Zeroth law of thermodynamics and related discrepancy? Consider the case:
Assume molecules to sphere and their |velocity| as an indication of their temperature. Now for head on elastic collision (i.e transfer of heat), assume the momentum is conserved
Therefore doing math,
$m₁$ moving in $+x$ and $m₂$ in $−x$
$$(m₁×v₁)−(m₂×v₂) = (m₁−m₂)×v$$
 Where v is common speed (or temperature)
now if $m₁=m₂=m$ , 
$m×(v₁-v₂)=0$
or $v₁=v₂$
but in the beginning i didn't put any restriction on initial speed, this bizarre answer is coming only because of having common speed but that follow from the Zeroth law of thermodynamics.
 A: Zeroth law of thermodynamics?  Zeroth law of thermodynamics is across systems.  If they are colliding they are in the same system.  
Temperate is not a common velocity.  It is a measure of the average kinetic energy.  
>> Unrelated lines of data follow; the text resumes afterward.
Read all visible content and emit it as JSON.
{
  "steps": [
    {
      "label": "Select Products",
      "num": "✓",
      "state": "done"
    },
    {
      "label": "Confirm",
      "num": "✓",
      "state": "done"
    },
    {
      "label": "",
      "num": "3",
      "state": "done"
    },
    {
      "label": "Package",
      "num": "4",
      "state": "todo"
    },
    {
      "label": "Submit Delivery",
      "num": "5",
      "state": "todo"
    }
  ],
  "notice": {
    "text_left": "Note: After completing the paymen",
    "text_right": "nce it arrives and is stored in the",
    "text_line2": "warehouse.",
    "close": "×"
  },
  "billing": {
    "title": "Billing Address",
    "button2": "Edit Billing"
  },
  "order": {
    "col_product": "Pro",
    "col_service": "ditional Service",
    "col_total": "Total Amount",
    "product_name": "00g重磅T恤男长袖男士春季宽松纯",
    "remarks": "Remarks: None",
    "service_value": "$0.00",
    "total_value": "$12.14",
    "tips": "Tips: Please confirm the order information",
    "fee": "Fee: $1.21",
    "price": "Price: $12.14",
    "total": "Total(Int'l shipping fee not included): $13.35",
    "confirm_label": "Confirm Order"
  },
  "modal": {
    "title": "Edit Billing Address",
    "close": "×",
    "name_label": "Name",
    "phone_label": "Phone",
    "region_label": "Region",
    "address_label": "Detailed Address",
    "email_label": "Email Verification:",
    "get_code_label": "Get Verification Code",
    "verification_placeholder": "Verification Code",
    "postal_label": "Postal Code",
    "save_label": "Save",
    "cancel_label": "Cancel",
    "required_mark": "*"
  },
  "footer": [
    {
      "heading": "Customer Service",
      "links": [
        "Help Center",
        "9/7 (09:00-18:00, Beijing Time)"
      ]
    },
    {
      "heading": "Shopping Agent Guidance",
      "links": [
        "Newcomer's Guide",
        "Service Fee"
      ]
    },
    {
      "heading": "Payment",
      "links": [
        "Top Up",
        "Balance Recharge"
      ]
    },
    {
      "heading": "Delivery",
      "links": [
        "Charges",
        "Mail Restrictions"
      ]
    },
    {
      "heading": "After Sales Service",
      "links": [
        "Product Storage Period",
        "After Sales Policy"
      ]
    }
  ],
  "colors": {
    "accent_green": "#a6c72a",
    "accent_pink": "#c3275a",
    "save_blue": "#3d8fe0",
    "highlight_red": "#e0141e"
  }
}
Common velocity? (m₁−m₂) × v  is neither a proper application of zeroth law or temperature.  You asserted a constraint of a common speed and the the result is  v₁=v₂.   No surprise.
The proper equation is  
(m₁×U₁) + (m₂×U₂) = (m₁×v₁) + (m₂×v₂) 
If m₁=m₂ then  
U₁ + U₂ = v₁ + v₂ 
A: Temperature is a statistical property of a large collection of particles moving and interacting at random. Talking about temperature for a pair particles colliding doesn't really make any sense. Your particles simply don't have a temperature and your result doesn't have anything to do with the zeroth law. 
What you seem to have done is calculated the momentum for two particles and then required that at some point (the final state?) they must be moving with equal velocities in opposite directions. So, whether this is what you were trying to do or not, you have effectively asked "what do the initial velocities of the particles have to be to get these final velocities?" and so it is not surprising that you get co condition on the initial velocities. 
A: This has nothing do to with thermodynamics.
Your momentum equation is wrong. Where did you get your $(m₁−m₂)×v$  from? You have presupposed that your final velocity is the same.
It should be:
$$(m_1×v_{1,i}))+(m_2×v_{2,i}) = (m_1×v_{1,f})+(m_2×v_{2,f}) $$  
Where i is initial and f is final. The directions are included in the velocities.
There's also the conservation of energy relation,
$$\frac12 m_1{v_{1,i}}^2 + \frac12 m_2{v_{2,i}}^2 = \frac12 m_1{v_{1,f}}^2 + \frac12 m_2{v_{2,f}}^2 $$ 
Together with conservation of momentum, you get the velocity relation: (This is independent of mass. See comments. Strictly speaking, deriving this is not necessary, but it makes calculation easier.)
$$(v_{1,i}−v_{2,i}) = -(v_{1,f}−v_{2,f}) $$
Assuming that $m_1 = m_2$, you get this from the momentum relation:
$$v_{1,i} + v_{2,i} = v_{1,f} + v_{2,f} $$ 
You can find that $v_{1,f} = v_{2,i} $ and  $v_{2,f} = v_{1,i} $. They aren't the same.
I think I need to reference the question more. This collision has absolutely nothing to do with thermodynamics. If you want to consider collisions for a boundary between 2 systems at the same temperature, you can't just consider a single collision. You need to consider all the collisions at the boundary. On average, you will get no change in average speed of particles in the system.